Study setting
This study was conducted at the Emergency Department (ED) of a major urban teaching hospital and referral center in Beirut, Lebanon. The hospital is one of many in the Beirut area located in the center of the city, at a distance from the sites of violent events ranging between 1.4km to 12.5km. The ED was the most proximal site for only one of the events (Dec 27, 2013), with more proximal hospitals receiving the majority of the direct casualties for the remaining events. The ED is organized into a high acuity unit, a low acuity unit and a pediatrics unit; core ED personnel includes American Board-certified/eligible physicians in Emergency Medicine, as well as physicians without specific emergency training, but with extensive experience in emergency medicine. The number of visits to the ED is about 55,000 per year. This study was deemed exempt from human subject research by our Institutional Review Board.
Study design
We used a variant of case-control design to compare patient acuity and disposition in weeks where events happened, compared to weeks where no events took place. For each event, we defined an "event," or “case” week as the week starting on the day of the event. We defined two "no-event", or “control” weeks: the week before the event and the same week in the preceding year. We assumed that events occur randomly, and that event (case) and no-event (control) weeks are similar in all respects, except the occurrence of the events.
To study the impact of events on utilization of EDs, we compared ED daily visit volumes 30 days pre-event with ED daily visit volumes 30 days post-event. For this analysis, we considered only events preceded by at least two months of calm to allow for patterns of ED utilization to stabilize back to non-conflict routine. Three events fit these criteria (event 1:July 9, 2013; Event 2: Nov 19, 2013; Event 3: June 24,2014) and were used for the trend analysis.
Study protocol
In this analysis, we focused on the most recent years of violent events happening in Beirut (2013 and 2014). Supplementary Table 1 provided a summary of the events and the weeks included in the study [see Additional file 1].
We retrieved de-identified data from medical records for patients who visited the Emergency Department (ED) during the selected periods in 2012, 2013, and 2014. There were 7,874 visits to the ED during event weeks, and 15,193 during no-event weeks, for a total of 23,067 visits for which individual medical records were reviewed. The following data were extracted from each record: age, gender, nationality, residence, admitting diagnosis, how bill was paid (a variable associated with employment and socio-economic status), length of stay, discharge information (admitted or discharged), and discharge diagnosis.
Trained staff recoded the physicians' diagnoses to International Classification of Diseases, Ninth Revision, Clinical Modification (ICD-CM9) codes (21). To reduce the number of codes and make comparative analyses more manageable, these diagnoses were further classified into single-level categories, using Clinical Classifications Software (CCS), which is the standard used for many analyses [24]. Thus, the 1,864 ICD-9-CM diagnoses were collapsed into 218 codes, and all the diagnoses used here refer to the single-level CCS categories that the ICD-9 coded diagnoses mapped to, rather than to the clinical definitions themselves.
For each patient who visited the ED during the study weeks, we also included information on the severity of the case. We used the emergency severity index (ESI), a well-validated triaging score which relies on trained nurses to make an acuity judgment based on the likelihood of immediate threats to life or organs, and to predict the number of resources that would be required in order to stream patients to appropriate care [25, 26]. A score of 1 or 2 indicates high acuity, a score of 3 intermediate, and a score of 4 or 5 low acuity; thus the scores were re-categorized into these three levels.
Statistical analyses
Descriptive statistics were used to compare the volume of visits and patients' characteristics for event and no-event weeks, using chi square, Fisher's exact tests, t-tests, or Cochrane-Armitage as appropriate. We used all the variables available in the medical record to compare patients in event and no-event weeks. Logistic regression was used to assess the significance of differences in the frequencies of CCS codes between event and no-event weeks.
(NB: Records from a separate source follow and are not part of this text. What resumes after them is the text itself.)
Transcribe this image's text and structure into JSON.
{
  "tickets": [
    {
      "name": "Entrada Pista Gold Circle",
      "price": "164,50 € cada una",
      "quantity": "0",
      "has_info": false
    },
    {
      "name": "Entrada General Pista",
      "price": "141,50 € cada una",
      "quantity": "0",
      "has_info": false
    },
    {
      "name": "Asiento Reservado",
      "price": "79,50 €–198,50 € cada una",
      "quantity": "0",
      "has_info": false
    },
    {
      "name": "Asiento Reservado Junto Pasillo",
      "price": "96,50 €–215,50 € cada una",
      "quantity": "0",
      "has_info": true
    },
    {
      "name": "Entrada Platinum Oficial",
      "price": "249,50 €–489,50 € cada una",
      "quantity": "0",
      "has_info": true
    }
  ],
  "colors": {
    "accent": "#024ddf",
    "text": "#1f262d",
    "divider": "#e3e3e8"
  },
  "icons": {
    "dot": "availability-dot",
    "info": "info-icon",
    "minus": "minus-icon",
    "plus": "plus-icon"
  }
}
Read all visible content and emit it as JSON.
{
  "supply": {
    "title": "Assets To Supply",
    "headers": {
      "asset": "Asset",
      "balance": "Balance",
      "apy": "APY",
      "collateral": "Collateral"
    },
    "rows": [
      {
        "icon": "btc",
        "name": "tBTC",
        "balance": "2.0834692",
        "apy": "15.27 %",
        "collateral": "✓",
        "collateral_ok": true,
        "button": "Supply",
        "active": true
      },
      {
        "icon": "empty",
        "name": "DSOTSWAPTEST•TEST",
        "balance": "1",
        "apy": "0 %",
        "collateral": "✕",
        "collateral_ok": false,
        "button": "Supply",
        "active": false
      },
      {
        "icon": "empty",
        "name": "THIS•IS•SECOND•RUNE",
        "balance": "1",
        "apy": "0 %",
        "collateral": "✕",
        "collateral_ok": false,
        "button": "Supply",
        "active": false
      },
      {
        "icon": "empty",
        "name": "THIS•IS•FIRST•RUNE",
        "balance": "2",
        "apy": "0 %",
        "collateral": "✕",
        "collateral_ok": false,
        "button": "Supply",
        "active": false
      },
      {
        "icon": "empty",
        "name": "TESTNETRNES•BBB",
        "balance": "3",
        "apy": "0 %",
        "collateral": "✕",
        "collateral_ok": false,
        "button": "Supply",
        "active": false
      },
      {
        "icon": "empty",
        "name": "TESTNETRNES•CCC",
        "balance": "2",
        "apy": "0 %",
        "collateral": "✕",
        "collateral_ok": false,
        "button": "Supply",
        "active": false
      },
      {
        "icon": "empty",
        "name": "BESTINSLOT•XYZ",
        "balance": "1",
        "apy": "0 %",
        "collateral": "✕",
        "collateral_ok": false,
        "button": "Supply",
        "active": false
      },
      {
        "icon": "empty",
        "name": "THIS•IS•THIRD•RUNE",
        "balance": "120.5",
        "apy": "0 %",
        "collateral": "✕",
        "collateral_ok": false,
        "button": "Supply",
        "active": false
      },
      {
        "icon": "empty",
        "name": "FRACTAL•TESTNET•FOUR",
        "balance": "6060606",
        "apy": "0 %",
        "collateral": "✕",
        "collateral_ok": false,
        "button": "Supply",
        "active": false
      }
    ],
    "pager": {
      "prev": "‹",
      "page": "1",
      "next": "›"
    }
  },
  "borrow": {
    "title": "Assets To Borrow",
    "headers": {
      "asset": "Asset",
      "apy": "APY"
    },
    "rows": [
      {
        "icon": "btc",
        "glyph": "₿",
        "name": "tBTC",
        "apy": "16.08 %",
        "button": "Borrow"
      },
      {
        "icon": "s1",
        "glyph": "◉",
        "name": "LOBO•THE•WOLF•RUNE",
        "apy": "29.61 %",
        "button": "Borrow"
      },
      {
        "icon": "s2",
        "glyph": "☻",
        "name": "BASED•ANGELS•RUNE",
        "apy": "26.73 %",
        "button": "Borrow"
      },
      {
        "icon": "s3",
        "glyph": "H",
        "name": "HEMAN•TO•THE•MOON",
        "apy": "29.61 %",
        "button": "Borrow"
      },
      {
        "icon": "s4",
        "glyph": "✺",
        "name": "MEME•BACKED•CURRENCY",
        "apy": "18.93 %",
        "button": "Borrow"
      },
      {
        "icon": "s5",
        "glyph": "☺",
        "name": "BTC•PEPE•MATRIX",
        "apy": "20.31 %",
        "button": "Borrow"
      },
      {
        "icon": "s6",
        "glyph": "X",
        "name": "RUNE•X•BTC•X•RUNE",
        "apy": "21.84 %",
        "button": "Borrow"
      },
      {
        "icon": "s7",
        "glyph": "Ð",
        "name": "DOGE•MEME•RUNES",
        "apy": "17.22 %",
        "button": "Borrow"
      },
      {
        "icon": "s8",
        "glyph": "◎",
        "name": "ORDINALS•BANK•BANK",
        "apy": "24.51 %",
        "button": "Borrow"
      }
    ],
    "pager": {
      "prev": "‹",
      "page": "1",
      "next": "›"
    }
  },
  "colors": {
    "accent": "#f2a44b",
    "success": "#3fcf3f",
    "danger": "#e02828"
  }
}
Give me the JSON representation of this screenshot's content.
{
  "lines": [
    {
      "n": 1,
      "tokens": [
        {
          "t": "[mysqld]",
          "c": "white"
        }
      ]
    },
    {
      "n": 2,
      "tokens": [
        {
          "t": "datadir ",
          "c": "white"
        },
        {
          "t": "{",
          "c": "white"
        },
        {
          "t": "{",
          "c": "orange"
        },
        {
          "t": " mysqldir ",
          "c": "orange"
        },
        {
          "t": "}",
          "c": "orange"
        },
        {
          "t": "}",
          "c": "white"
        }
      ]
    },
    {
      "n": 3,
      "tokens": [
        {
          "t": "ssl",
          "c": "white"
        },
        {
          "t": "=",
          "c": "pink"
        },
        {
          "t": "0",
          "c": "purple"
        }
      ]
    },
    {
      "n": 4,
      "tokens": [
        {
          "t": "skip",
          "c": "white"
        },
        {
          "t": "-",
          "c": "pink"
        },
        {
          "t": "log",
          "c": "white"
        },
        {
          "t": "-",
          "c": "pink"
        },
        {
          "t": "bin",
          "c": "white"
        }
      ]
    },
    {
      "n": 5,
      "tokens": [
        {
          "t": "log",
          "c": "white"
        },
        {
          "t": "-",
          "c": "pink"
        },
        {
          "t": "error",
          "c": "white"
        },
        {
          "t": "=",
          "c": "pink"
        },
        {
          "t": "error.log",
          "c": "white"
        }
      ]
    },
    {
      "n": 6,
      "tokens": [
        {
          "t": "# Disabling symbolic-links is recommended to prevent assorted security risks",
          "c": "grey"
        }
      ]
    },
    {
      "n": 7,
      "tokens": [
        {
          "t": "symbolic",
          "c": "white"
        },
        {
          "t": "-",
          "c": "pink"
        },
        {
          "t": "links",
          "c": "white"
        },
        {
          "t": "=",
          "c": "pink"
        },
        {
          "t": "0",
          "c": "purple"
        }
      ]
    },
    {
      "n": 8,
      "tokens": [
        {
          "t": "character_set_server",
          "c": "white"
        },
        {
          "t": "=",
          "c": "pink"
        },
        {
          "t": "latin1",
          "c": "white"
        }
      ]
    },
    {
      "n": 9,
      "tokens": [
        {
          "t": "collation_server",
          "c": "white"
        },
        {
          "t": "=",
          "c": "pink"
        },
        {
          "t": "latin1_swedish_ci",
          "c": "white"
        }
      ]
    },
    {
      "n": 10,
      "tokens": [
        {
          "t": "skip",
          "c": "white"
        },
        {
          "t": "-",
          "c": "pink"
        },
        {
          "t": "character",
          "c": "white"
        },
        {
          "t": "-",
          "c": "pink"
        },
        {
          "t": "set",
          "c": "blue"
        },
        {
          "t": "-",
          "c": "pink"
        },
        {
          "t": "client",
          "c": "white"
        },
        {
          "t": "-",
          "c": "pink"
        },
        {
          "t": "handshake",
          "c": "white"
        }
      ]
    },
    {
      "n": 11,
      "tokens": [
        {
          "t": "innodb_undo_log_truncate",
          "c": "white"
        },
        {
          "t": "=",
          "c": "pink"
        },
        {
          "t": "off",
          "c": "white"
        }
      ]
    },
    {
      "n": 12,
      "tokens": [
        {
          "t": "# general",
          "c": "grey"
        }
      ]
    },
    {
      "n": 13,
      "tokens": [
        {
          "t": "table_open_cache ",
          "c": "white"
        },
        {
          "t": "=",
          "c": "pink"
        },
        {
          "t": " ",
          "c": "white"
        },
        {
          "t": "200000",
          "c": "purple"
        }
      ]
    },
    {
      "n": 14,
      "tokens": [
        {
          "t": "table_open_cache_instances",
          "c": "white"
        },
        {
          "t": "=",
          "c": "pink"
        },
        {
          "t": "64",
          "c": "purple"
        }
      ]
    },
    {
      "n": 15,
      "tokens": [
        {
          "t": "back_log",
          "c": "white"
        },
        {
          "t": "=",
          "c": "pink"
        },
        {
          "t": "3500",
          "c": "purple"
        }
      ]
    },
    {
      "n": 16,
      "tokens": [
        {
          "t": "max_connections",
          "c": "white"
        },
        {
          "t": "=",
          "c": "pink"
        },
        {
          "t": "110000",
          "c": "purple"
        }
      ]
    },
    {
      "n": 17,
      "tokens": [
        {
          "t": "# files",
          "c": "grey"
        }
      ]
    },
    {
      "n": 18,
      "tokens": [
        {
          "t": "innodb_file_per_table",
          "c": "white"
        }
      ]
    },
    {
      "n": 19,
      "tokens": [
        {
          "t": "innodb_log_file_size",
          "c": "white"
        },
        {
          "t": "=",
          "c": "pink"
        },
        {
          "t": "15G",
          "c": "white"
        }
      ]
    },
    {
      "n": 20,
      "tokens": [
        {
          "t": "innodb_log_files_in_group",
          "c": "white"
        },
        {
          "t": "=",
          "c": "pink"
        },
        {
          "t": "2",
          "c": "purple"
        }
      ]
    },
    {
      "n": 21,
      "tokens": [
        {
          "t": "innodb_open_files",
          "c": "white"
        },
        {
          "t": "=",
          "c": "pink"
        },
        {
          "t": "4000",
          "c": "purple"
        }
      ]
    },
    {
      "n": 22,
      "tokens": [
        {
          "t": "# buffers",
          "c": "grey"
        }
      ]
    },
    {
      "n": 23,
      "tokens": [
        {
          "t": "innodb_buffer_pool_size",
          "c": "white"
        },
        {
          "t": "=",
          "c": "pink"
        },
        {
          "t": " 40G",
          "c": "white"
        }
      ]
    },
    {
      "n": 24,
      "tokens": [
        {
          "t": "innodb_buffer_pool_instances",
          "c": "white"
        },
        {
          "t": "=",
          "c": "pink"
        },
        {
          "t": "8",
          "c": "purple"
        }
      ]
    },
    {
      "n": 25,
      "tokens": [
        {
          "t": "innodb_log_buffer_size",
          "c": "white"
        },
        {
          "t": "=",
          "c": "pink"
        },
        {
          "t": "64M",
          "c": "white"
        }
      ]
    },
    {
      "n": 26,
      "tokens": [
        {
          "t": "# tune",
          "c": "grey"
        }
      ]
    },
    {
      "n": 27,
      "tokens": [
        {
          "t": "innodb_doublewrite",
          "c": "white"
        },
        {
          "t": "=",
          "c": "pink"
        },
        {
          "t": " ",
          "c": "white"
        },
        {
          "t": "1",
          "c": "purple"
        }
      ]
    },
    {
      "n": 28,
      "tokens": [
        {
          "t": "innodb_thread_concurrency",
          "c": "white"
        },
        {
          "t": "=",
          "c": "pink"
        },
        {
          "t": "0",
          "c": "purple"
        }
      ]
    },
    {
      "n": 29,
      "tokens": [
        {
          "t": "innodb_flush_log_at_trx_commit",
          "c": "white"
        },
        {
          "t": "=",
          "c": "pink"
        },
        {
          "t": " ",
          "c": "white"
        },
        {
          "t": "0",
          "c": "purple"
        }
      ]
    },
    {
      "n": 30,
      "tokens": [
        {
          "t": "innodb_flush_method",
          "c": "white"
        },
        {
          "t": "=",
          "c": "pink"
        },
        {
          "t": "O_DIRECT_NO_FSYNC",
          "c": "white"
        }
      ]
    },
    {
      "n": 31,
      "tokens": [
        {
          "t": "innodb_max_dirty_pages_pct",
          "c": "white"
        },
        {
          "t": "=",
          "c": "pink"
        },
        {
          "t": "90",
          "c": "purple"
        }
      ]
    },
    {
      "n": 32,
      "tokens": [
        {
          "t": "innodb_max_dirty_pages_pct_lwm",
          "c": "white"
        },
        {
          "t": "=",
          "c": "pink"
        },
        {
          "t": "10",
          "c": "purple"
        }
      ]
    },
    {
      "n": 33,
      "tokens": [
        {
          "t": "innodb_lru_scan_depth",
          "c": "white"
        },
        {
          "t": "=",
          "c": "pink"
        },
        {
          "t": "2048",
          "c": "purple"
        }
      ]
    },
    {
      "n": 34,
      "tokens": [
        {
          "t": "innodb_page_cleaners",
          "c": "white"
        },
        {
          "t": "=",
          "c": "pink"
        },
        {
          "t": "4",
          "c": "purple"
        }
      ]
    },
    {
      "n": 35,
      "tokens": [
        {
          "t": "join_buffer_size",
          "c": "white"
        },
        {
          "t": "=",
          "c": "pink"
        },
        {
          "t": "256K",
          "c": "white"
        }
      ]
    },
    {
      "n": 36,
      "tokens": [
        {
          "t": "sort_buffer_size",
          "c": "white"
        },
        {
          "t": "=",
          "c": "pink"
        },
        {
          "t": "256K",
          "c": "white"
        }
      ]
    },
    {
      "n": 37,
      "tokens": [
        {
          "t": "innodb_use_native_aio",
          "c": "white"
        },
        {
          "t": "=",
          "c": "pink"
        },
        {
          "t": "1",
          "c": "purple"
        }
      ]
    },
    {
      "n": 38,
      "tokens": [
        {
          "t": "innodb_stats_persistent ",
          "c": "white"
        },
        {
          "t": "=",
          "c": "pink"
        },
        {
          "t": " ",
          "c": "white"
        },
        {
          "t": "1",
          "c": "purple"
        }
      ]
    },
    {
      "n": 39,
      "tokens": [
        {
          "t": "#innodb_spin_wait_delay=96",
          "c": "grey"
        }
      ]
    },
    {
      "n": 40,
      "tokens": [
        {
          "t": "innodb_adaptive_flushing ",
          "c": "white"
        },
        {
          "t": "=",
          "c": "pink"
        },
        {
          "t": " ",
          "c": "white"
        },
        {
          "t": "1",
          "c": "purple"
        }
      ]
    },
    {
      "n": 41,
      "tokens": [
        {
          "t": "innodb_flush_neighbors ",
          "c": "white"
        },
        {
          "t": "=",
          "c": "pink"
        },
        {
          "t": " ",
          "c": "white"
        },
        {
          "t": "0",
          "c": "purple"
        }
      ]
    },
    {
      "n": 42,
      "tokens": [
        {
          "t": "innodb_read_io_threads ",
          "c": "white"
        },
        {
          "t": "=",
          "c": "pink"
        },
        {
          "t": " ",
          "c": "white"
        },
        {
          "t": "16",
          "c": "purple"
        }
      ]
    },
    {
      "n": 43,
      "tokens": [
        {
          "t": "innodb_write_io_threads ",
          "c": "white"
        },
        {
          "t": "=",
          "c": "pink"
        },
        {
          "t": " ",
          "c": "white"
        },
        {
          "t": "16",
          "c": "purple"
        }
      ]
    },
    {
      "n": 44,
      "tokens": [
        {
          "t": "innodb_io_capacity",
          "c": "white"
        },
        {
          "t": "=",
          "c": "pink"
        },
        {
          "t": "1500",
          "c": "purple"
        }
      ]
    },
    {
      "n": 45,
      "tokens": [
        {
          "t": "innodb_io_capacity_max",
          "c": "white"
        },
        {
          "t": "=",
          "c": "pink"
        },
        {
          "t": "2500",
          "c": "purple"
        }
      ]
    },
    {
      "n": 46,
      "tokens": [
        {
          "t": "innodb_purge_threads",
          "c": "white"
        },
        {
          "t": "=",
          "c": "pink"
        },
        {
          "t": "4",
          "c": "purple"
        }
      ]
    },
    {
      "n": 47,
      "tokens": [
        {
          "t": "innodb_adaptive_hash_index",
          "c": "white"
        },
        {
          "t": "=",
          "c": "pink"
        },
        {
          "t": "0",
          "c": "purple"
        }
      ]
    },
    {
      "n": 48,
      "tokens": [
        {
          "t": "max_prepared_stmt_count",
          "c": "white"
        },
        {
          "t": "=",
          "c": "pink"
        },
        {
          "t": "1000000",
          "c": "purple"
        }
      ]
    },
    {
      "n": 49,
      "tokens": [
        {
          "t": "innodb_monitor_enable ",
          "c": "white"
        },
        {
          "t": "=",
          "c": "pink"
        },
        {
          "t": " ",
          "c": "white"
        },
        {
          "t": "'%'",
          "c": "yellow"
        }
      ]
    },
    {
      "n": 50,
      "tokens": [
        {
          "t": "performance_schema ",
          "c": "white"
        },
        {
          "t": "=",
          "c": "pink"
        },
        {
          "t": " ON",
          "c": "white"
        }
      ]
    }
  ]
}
Individual control charts (ICR) were used to assess impact of events on ED visit trends and assess for special cause variation (non-routine events). Baseline values were computed using daily ED visit data 30 days prior to each event with control limits set at 3 standard deviations (SD) above and below the center line, using Quantum XL. Time related variation was based on 2 rules: rule 1, where 6 or more consecutive points steadily increase or decrease; rule 2, where 15 consecutive points fall within +/- 1 SD on either side of the center line. Baseline data was compared to daily ED visit data up to 30 days post-event. When a period of calm was followed by a series of back to back events that were separated by less than one month, the post event period included all ED visits up to 30 days post last event in the series.
In addition, daily ED visit trends were further analyzed using interrupted time-series analysis for the period 30 days before the event, and 30 days after the event; segmented regression analysis was conducted using the newey command (considering Newey-West standard errors) in STATA version 15 (StataCorp LLC., College Station,TX). Statistical significance was defined as P < 0.05.